Cependant, cette tentative de l'administration
sortante de Trump d'inclure les travailleurs et
professionnels de la santé cubains, au service de
gouvernements des Caraïbes, vise à politiser ce
qui n'est rien de moins qu'une noble cause. On
semble vouloir faire en sorte que le personnel
médical cubain soit classé comme « personnes
trafiquées », laissant ainsi entendre que les
gouvernements de Cuba et des Caraïbes
s'adonneraient à des activités criminelles. Pour
pouvoir agir par coercion, les États-Unis ont
recours à l'instrumentalisation d'une politique
contre des pays qui auraient refusé la coopération
contre le crime.
Les ramifications de telles politiques sont très
sérieuses et seront un sujet prioritaire lors des
travaux des pays des Caraïbes avec
l'administration Biden et le Congrès américain, en
raison des dangers qu'elles représentent.

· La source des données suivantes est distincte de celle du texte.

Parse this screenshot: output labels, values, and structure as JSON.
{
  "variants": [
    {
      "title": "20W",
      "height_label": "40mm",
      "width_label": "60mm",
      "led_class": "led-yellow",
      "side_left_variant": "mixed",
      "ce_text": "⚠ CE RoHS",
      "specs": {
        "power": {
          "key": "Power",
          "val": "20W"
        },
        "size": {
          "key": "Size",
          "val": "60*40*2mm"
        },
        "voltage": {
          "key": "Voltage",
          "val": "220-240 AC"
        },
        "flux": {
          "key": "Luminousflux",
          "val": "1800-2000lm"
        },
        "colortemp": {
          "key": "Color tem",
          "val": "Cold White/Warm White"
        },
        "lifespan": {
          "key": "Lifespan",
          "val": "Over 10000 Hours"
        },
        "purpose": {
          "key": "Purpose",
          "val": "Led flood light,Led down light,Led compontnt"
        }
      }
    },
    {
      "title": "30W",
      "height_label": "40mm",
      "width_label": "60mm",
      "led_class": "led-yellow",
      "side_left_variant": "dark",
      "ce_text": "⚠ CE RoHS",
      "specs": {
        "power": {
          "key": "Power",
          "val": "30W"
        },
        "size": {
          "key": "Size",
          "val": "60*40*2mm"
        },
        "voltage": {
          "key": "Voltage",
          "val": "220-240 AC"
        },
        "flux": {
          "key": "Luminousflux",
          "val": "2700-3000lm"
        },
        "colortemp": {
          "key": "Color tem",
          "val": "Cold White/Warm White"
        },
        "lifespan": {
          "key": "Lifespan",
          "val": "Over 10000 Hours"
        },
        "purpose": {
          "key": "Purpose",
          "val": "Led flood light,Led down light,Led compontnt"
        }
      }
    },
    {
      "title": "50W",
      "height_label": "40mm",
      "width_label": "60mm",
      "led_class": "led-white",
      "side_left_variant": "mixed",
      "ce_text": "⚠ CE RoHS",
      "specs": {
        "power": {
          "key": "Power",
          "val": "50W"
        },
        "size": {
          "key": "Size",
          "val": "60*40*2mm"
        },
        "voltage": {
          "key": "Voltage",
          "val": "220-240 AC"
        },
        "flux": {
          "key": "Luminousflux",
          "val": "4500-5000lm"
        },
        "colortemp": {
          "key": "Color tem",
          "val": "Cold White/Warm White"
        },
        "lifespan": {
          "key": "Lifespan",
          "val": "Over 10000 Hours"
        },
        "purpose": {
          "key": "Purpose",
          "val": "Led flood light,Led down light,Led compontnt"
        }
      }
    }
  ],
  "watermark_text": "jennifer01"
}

En vertu de la Loi sur le trafic d'êtres
humains (TIP Act,) des États-Unis,
toute aide non-humanitaire ou non-commerciale peut
être retirée de tout pays qui déroge « aux normes
minimales d'élimination du trafic » et « ne
fait pas des efforts importants pour se conformer
à de telles normes ». Bien sûr, ce qui
constitue des « normes minimales » et « des
efforts importants » est entièrement
déterminé par des fonctionnaires du gouvernement
des États-Unis.
Chaque année, le rapport sur le trafic d'êtres
humains procède à un classement des pays selon
qu'ils sont de catégorie 1 (les plus
acceptables) allant à la catégorie 3 (les
moins acceptables). Des quatorze pays indépendants
de la CARICOM, deux d'entre eux — les Bahamas et
la Guyane — ont été cotés catégorie 1
en 2020. Sept pays ont été cotés
catégorie 2. Ce sont : Antigua et
Barbuda, Haïti, la Jamaïque, Sainte-Lucie,
Saint-Vincent-et-les-Grenadines, le Suriname, et
Trinidad-et-Tobago. Dans la catégorie 2 des
pays à surveiller, il y avait la Barbade et
Belize. Pour des raisons inconnues, la Dominique,
la Grenade et Saint-Kitts-et-Nevis ne se
retrouvent dans aucun classement. Toujours est-il
qu'aucun pays des Caraïbes est au pire niveau — la
catégorie 3.
Cependant, si la présence de personnel cubain
dans les pays de la CARICOM devient un critère
pour que les États-Unis déclarent unilatéralement
un délit pour trafic humain, les relations entre
les États-Unis et les pays de la CARICOM s'en
trouveront ternies, sans raison valable, puisque
la sécurité des États-Unis et leurs valeurs ne
sont aucunement menacées.
L'ajout au questionnaire sur la traite de
personnes d'un volet sur les travailleurs cubains
et chinois était conforme à la position
antichinoise et anti-cubaine de l'administration
Trump au service de l'ordre du jour de sa
politique intérieure.
À quel point les tenants et aboutissants de cette
boîte piégée dont héritera l'administration Biden
sont connus de son département d'État et de ses
équipes de la Sécurité nationale n'est pas clair,
mais les Caraïbes doivent les en aviser sans
tarder. Le prochain rapport sur le trafic d'êtres
humains sera publié et envoyé au Congrès américain
en juin.
La publication américaine, Foreign Policy,
a récemment cité un représentant des États-Unis
selon lequel l'équipe Pompeo fait retentir «
d'ultimes salves pour délibérément nuire à la
politique étrangère de la nouvelle
administration ». Là où les intérêts des
Caraïbes seront touchés par ces « ultimes
salves », la région devra agir de façon
unitaire pour les défendre.
Sire Ronald Sanders est l'ambassadeur
d'Antigua-et-Barbuda aux États-Unis et à
l'Organisation des États américains. Il est aussi
chercheur principal à l'Institut des Études du
Commonwealth à l'Université de London et au
collège Massey de l'Université de Toronto.